Why haven’t formalin-free fixatives been more widely accepted in the pathology community? After all, the new fixatives offer potential advantages over FFPE. The higher cost of the fixatives is one impediment. Also, many current testing modalities such as PCR or RT-PCR work reasonably well with FFPE specimens reducing the impetus for change. In the United States, intra-laboratory validation for microscopy and routine testing is a major barrier. According to College of American Pathologists (CAP) guidelines, changes in biospecimen processing that can impact testing must be validated. To switch to a new formalin-free fixative, immunohistochemistry procedures for each antibody in a laboratory’s repertoire and diverse molecular assays would need to be revalidated [58]. Furthermore, formalin-free fixatives and lyophilization face the challenge of producing histology equal or superior to that of FFPE in the subjective eyes of demanding pathologists.
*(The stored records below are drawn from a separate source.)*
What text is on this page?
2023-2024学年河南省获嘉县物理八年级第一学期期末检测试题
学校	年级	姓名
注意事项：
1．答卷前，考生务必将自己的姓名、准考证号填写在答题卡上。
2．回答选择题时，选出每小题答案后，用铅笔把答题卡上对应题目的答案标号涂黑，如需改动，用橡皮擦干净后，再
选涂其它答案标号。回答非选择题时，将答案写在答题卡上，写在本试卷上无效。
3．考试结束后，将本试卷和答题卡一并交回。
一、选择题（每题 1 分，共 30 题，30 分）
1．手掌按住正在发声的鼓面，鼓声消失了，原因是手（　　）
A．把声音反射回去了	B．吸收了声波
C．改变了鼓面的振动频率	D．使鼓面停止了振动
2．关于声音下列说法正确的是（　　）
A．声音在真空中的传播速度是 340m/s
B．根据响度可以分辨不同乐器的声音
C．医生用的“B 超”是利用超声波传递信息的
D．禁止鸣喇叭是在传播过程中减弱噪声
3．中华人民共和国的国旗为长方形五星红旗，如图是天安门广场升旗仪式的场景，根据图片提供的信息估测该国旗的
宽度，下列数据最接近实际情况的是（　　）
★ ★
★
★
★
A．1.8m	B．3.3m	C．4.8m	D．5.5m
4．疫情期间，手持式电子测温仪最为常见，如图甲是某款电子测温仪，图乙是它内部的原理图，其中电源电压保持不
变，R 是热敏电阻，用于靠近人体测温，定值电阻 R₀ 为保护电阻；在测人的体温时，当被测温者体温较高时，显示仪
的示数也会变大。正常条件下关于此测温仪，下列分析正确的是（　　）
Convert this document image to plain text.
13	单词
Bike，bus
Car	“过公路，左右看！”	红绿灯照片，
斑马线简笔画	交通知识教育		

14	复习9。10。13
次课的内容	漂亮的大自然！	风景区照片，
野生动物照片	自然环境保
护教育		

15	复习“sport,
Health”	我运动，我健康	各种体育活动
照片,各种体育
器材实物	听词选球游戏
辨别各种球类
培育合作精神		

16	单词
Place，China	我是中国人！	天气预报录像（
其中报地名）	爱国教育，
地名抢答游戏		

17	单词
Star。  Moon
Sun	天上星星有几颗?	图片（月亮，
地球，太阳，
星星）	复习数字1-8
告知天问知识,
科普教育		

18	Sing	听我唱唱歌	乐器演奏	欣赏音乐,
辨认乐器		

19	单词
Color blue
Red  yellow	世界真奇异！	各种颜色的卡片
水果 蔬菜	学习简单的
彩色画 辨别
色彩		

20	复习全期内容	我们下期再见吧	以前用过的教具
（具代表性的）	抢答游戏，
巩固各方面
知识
Earlier generation formalin-free fixatives Glyo-Fixx, STF-Streck, Omnifix, Histochoice, and Histofix were reported to have a lower quality of histology [65]. RCL2 is reported to allow good morphology, though pigment deposition, degranulation, and RBC lysis can occur [39]. FineFIX can lead to partial tissue disintegration during fixation, shrinkage artifacts, degranulation, and RBC lysis [39]. One review concludes however that there are relatively minor differences that do not interfere with establishing the correct diagnostic conclusion [66]. The growth of whole exome and whole genome sequencing as well as other next-generation molecular approaches that require a higher quality of nucleic acids could tip the balance towards formalin alternatives.

4.2 Issues in replacing frozen tissues

In terms of replacing frozen tissue, no modalities exist currently that permit simple room-temperature preservation of tissue while preserving histology, DNA, RNA, and protein for the long-term (years long). Most current modalities preserve DNA or RNA alone. In addition, existing published real time stability data for the commercial matrix technologies is fairly limited except for FTA paper. Nevertheless, the experience with FTA paper and commercial accelerated aging studies of newer matrices suggest room temperature stability in the order of decades is likely to be achievable. There are large provincial or national genetic repositories that use matrices in multi-well plates for room temperature DNA storage but these laboratories also have significant resources such as robotic high-throughput nucleic extraction that lower their cost for doing so. Lyophilization has an intriguing potential to provide a means to preserve all tissue components including enzymatic activity; however, further research on lyophilized specimens is needed to better stabilize nucleic acids for long term storage [34].